Human vs. deep-neural-network performance in object recognition

... and how they can teach each other
September 27, 2017

(credit: UC Santa Barbara)

Before you read this: look for toothbrushes in the photo above.

Did you notice the huge toothbrush on the left? Probably not. That’s because when humans search through scenes for a particular object, we often miss objects whose size is inconsistent with the rest of the scene, according to scientists in the Department of Psychological & Brain Sciences at UC Santa Barbara.

The scientists are investigating this phenomenon in an effort to better understand how humans and computers compare in doing visual searches. Their findings are published in the journal Current Biology.

Hiding in plain sight

“When something appears at the wrong scale, you will miss it more often because your brain automatically ignores it,” said UCSB professor Miguel Eckstein, who specializes in computational human vision, visual attention, and search.

The experiment used scenes of ordinary objects featured in computer-generated images that varied in color, viewing angle, and size, mixed with “target-absent” scenes. The researchers asked 60 viewers to search for these objects (e.g., toothbrush, parking meter, computer mouse) while eye-tracking software monitored the paths of their gaze.

The researchers found that people tended to miss the target more often when it was mis-scaled (too large or too small) — even when looking directly at the target object.

Computer vision, by contrast, doesn’t have this issue, the scientists reported. However, in the experiments, the researchers found that the most advanced form of computer vision — deep neural networks — had its own limitations.

Human search strategies that could improve computer vision

Red rectangle marks incorrect image identification as a cell phone by a deep-learning algorithm (credit: UC Santa Barbara)

For example, a CNN deep-learning neural net incorrectly identified a computer keyboard as a cell phone, based on similarity in shape and the location of the object in spatial proximity to a human hand (as would be expected of a cell phone). But for humans, the object’s size (compared to the nearby hands) is clearly seen as inconsistent with a cell phone.

“This strategy allows humans to reduce false positives when making fast decisions,” the researchers note in the paper.

“The idea is when you first see a scene, your brain rapidly processes it within a few hundred milliseconds or less, and then you use that information to guide your search towards likely locations where the object typically appears,” Eckstein said. “Also, you focus your attention on objects that are actually at the size that is consistent with the object that you’re looking for.”

That is, human brains use the relationships between objects and their context within the scene to guide their eyes — a useful strategy to process scenes rapidly, eliminate distractors, and reduce false positives.

This finding might suggest ways to improve computer vision by implementing some of the tricks the brain utilizes to reduce false positives, according to the researchers.

Future research

“There are some theories that suggest that people with autism spectrum disorder focus more on local scene information and less on global structure,” says Eckstein, who is contemplating a follow-up study. “So there is a possibility that people with autism spectrum disorder might miss the mis-scaled objects less often, but we won’t know that until we do the study.”

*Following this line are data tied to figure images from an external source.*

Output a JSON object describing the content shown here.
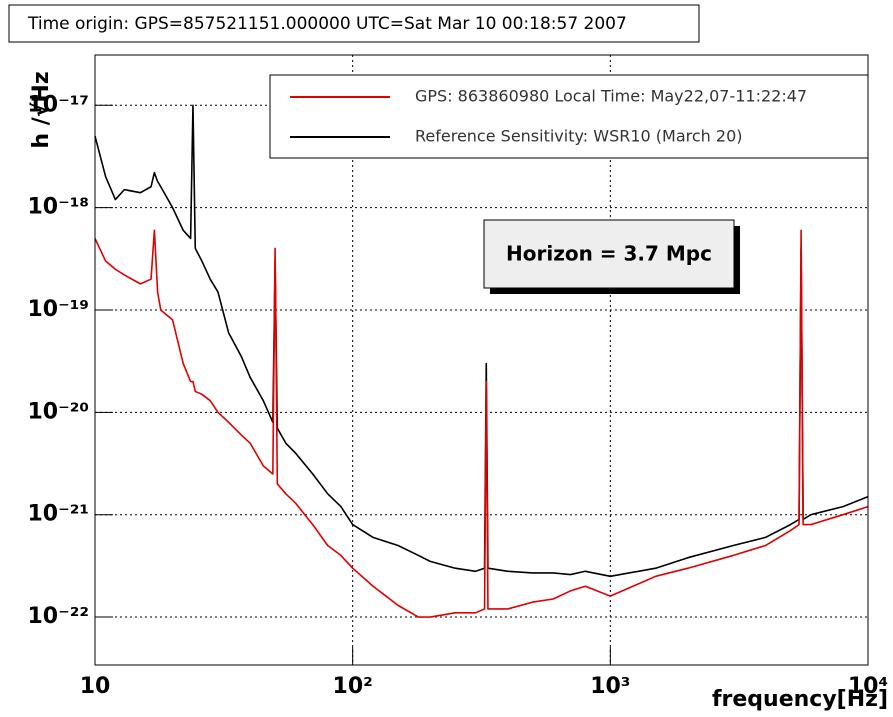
{
  "chart_data": {
    "type": "line",
    "title": "Time origin: GPS=857521151.000000 UTC=Sat Mar 10 00:18:57 2007",
    "y_label": "h /√Hz",
    "x_label": "frequency[Hz]",
    "annotation": "Horizon = 3.7 Mpc",
    "xscale": "log",
    "yscale": "log",
    "grid": true,
    "legend_position": "top-right",
    "xlim": [
      10,
      10000
    ],
    "ylim": [
      3.4e-23,
      3.1e-17
    ],
    "xticks": [
      10,
      {
        "value": 100,
        "label": "10²"
      },
      {
        "value": 1000,
        "label": "10³"
      },
      {
        "value": 10000,
        "label": "10⁴"
      }
    ],
    "yticks": [
      {
        "value": 1e-22,
        "label": "10⁻²²"
      },
      {
        "value": 1e-21,
        "label": "10⁻²¹"
      },
      {
        "value": 1e-20,
        "label": "10⁻²⁰"
      },
      {
        "value": 1e-19,
        "label": "10⁻¹⁹"
      },
      {
        "value": 1e-18,
        "label": "10⁻¹⁸"
      },
      {
        "value": 1e-17,
        "label": "10⁻¹⁷"
      }
    ],
    "x": [
      10,
      11,
      12,
      13,
      15,
      16.5,
      17,
      17.5,
      18,
      20,
      22,
      23.5,
      24,
      24.5,
      26,
      28,
      30,
      33,
      37,
      40,
      45,
      49,
      50,
      51,
      55,
      60,
      70,
      80,
      90,
      100,
      120,
      150,
      180,
      200,
      250,
      300,
      325,
      330,
      335,
      400,
      500,
      600,
      700,
      800,
      1000,
      1500,
      2000,
      3000,
      4000,
      5000,
      5400,
      5500,
      5600,
      6000,
      8000,
      10000
    ],
    "series": [
      {
        "name": "Reference Sensitivity: WSR10 (March 20)",
        "color": "#000000",
        "values": [
          5e-18,
          2e-18,
          1.2e-18,
          1.5e-18,
          1.4e-18,
          1.6e-18,
          2.2e-18,
          1.8e-18,
          1.6e-18,
          1e-18,
          6e-19,
          5e-19,
          1e-17,
          4e-19,
          3e-19,
          2e-19,
          1.5e-19,
          6e-20,
          3.5e-20,
          2.2e-20,
          1.3e-20,
          8e-21,
          3e-19,
          7e-21,
          5e-21,
          4e-21,
          2.5e-21,
          1.6e-21,
          1.2e-21,
          8e-22,
          6e-22,
          5e-22,
          4e-22,
          3.5e-22,
          3e-22,
          2.8e-22,
          3e-22,
          3e-20,
          3e-22,
          2.8e-22,
          2.7e-22,
          2.7e-22,
          2.6e-22,
          2.8e-22,
          2.5e-22,
          3e-22,
          3.8e-22,
          5e-22,
          6e-22,
          8e-22,
          9e-22,
          4e-19,
          9e-22,
          1e-21,
          1.2e-21,
          1.5e-21
        ]
      },
      {
        "name": "GPS: 863860980 Local Time: May22,07-11:22:47",
        "color": "#e00000",
        "values": [
          5e-19,
          3e-19,
          2.5e-19,
          2.2e-19,
          1.8e-19,
          2e-19,
          6e-19,
          1.5e-19,
          1e-19,
          8e-20,
          3e-20,
          2e-20,
          2e-20,
          1.6e-20,
          1.5e-20,
          1.3e-20,
          1e-20,
          8e-21,
          6e-21,
          5e-21,
          3e-21,
          2.5e-21,
          4e-19,
          2e-21,
          1.6e-21,
          1.3e-21,
          8e-22,
          5e-22,
          4e-22,
          3e-22,
          2e-22,
          1.3e-22,
          1e-22,
          1e-22,
          1.1e-22,
          1.1e-22,
          1.2e-22,
          2e-20,
          1.2e-22,
          1.2e-22,
          1.4e-22,
          1.5e-22,
          1.8e-22,
          2e-22,
          1.6e-22,
          2.5e-22,
          3e-22,
          4e-22,
          5e-22,
          7e-22,
          8e-22,
          6e-19,
          8e-22,
          8e-22,
          1e-21,
          1.2e-21
        ]
      }
    ]
  }
}
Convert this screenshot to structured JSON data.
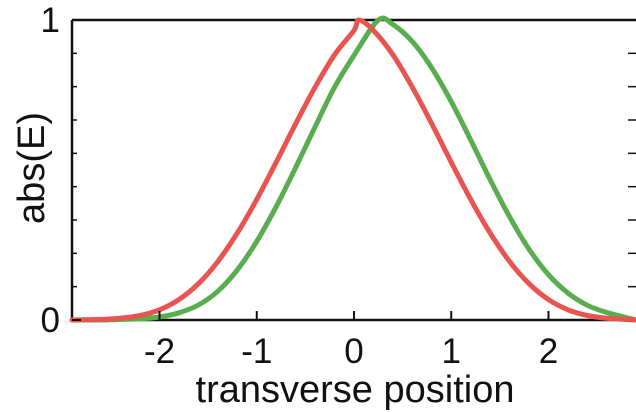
{
  "chart_data": {
    "type": "line",
    "title": "",
    "xlabel": "transverse position",
    "ylabel": "abs(E)",
    "xlim": [
      -2.9,
      2.9
    ],
    "ylim": [
      0,
      1
    ],
    "x_ticks": [
      -2,
      -1,
      0,
      1,
      2
    ],
    "x_tick_labels": [
      "-2",
      "-1",
      "0",
      "1",
      "2"
    ],
    "y_ticks": [
      0,
      1
    ],
    "y_tick_labels": [
      "0",
      "1"
    ],
    "grid": false,
    "legend": "none",
    "series": [
      {
        "color": "#e8544f",
        "x": [
          -2.9,
          -2.6,
          -2.4,
          -2.2,
          -2.0,
          -1.8,
          -1.6,
          -1.4,
          -1.2,
          -1.0,
          -0.8,
          -0.6,
          -0.4,
          -0.2,
          0.0,
          0.05,
          0.2,
          0.4,
          0.6,
          0.8,
          1.0,
          1.2,
          1.4,
          1.6,
          1.8,
          2.0,
          2.2,
          2.4,
          2.6,
          2.9
        ],
        "y": [
          0.0,
          0.002,
          0.006,
          0.015,
          0.034,
          0.068,
          0.121,
          0.195,
          0.29,
          0.402,
          0.526,
          0.654,
          0.776,
          0.884,
          0.965,
          1.0,
          0.965,
          0.884,
          0.776,
          0.654,
          0.526,
          0.402,
          0.29,
          0.195,
          0.121,
          0.068,
          0.034,
          0.015,
          0.006,
          0.0
        ]
      },
      {
        "color": "#5aad4e",
        "x": [
          -2.9,
          -2.6,
          -2.4,
          -2.2,
          -2.0,
          -1.8,
          -1.6,
          -1.4,
          -1.2,
          -1.0,
          -0.8,
          -0.6,
          -0.4,
          -0.2,
          0.0,
          0.25,
          0.4,
          0.6,
          0.8,
          1.0,
          1.2,
          1.4,
          1.6,
          1.8,
          2.0,
          2.2,
          2.4,
          2.6,
          2.9
        ],
        "y": [
          0.0,
          0.0,
          0.002,
          0.004,
          0.01,
          0.024,
          0.05,
          0.096,
          0.167,
          0.262,
          0.378,
          0.508,
          0.644,
          0.776,
          0.882,
          1.0,
          0.985,
          0.928,
          0.84,
          0.728,
          0.6,
          0.468,
          0.344,
          0.236,
          0.151,
          0.09,
          0.049,
          0.025,
          0.0
        ]
      }
    ]
  }
}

In the more immediate future, the team’s research will look into the brain activity that occurs when we view mis-scaled objects.

“Many studies have identified brain regions that process scenes and objects, and now researchers are trying to understand which particular properties of scenes and objects are represented in these regions,” said postdoctoral researcher Lauren Welbourne, whose current research concentrates on how objects are represented in the cortex, and how scene context influences the perception of objects.

“So what we’re trying to do is find out how these brain areas respond to objects that are either correctly or incorrectly scaled within a scene. This may help us determine which regions are responsible for making it more difficult for us to find objects if they are mis-scaled.”


Abstract of Humans, but Not Deep Neural Networks, Often Miss Giant Targets in Scenes

Even with great advances in machine vision, animals are still unmatched in their ability to visually search complex scenes. Animals from bees [ 1, 2 ] to birds [ 3 ] to humans [ 4–12 ] learn about the statistical relations in visual environments to guide and aid their search for targets. Here, we investigate a novel manner in which humans utilize rapidly acquired information about scenes by guiding search toward likely target sizes. We show that humans often miss targets when their size is inconsistent with the rest of the scene, even when the targets were made larger and more salient and observers fixated the target. In contrast, we show that state-of-the-art deep neural networks do not exhibit such deficits in finding mis-scaled targets but, unlike humans, can be fooled by target-shaped distractors that are inconsistent with the expected target’s size within the scene. Thus, it is not a human deficiency to miss targets when they are inconsistent in size with the scene; instead, it is a byproduct of a useful strategy that the brain has implemented to rapidly discount potential distractors.